Tuesday, Jan 29, 2013
Dubai
Global port and container terminal operator DP World on Tuesday announced a 2.4 per cent increase in its annual container throughput to 56.1 million twenty-foot equivalent units (TEUs) across its global portfolio in 2012, over the prior year.
Adjusting for the divestment of four joint venture terminals during the year, like for like gross container volume growth was 3.7 per cent ahead of last year.
“This annual increase in gross container volumes was driven by a good performance from the Americas, Asia Pacific and Middle East regions where the focus on delivering improved efficiencies and productivity attracted more containers into our ports,” the Dubai-based DP World said in a statement released today.
Analysts say, the marginal growth a reflection of the growth in the overall global economy.

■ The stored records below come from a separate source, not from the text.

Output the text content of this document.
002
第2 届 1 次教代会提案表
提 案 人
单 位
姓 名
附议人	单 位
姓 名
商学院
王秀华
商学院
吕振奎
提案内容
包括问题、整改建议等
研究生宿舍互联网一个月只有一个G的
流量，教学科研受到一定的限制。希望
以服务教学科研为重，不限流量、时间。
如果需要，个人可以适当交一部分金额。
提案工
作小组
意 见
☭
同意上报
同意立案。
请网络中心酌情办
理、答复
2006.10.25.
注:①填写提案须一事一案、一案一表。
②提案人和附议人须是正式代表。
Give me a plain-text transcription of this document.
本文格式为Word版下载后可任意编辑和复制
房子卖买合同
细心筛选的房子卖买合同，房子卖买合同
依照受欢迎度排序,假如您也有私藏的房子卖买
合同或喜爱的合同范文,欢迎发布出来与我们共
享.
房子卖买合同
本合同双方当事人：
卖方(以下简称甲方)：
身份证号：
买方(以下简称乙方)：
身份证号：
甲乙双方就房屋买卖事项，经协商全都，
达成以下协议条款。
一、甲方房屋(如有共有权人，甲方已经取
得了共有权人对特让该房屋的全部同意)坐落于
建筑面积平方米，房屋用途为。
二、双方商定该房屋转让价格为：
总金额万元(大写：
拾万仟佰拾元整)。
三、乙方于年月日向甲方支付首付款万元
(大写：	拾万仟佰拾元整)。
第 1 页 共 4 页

“The slow growth is a reflection of global economic developments. WTO had forecast global trade volume growth of 2.5% for 2012 in September citing the slowdown in economic activity in the Euro Area,” Dr Giyas Gokkent, Chief Economist of the National Bank of Abu Dhabi, told Gulf News. “The trade slowdown in the first half of 2012 was driven by deceleration in imports of developed countries which is consistent with demand compression in the Euro Area with the flipside of this being a corresponding weakness in the exports of developing economies.”
The UAE region continued to operate at very high levels of capacity utilisation, increasing the number of containers handed to 13.3 million TEUs for the year.
“During the year, the deteriorating macroeconomic environment and high levels of capacity utilisation, led us to change our short term strategy to focus more on high quality revenue generating business, and giving our customers the quality of service they are accustomed to with DP World,” Sultan Ahmed Bin Sulayem, DP World Chairman said.
The company, which is expanding its capacity in Jebel Ali port, had sold its Australian port assets last year.
DP World’s portfolio of consolidated terminals handled 27.1 million TEUs during 2012.
“Had the five terminals in Australia not been deconsolidated from 12 March 2011, the consolidated terminals would have delivered 0.9% growth ahead of the prior year. Like for like growth across the consolidated portfolio was 0.7 per cent,” DP World said.
The company is also investing in increasing capacity in Santos (Brazil) and London Gateway (UK), along with its home base in the UAE.
“After a strong start to the year we had a challenging second half. Our tight focus on cost management and higher quality revenue mean we still expect to achieve EBITDA in line with expectations for 2012. Lower net financing charges will benefit reported profit before tax,” Mohammed Sharaf, Group Chief Executive, commented.
Looking at this year, Dr. Gokkent expects slightly better volume growth in 2013. “WTO lowered its growth estimate for 2013 to 4.5% (from about 6% earlier), slightly better volume growth in 2013 than in 2012 given signs of improving outlook,” he said.
However, stiff competition with lower fees due to a glut in shipping market are a factor. “Port volume growth is expected to be modest as indicated by WTO forecasts,” Dr Gokkent said.
DP World operates over 60 terminals across six continents, with container handling generating around 80 per cent of its revenue. With a pipeline of expansion and development projects in key growth markets, including India, China and the Middle East, capacity is expected to rise to around 103 million TEU by 2020, in line with market demand.
About 80 per cent of the global trade is seaborne. Shipping lines’ annual contribution to global economy is about $400 billion annually.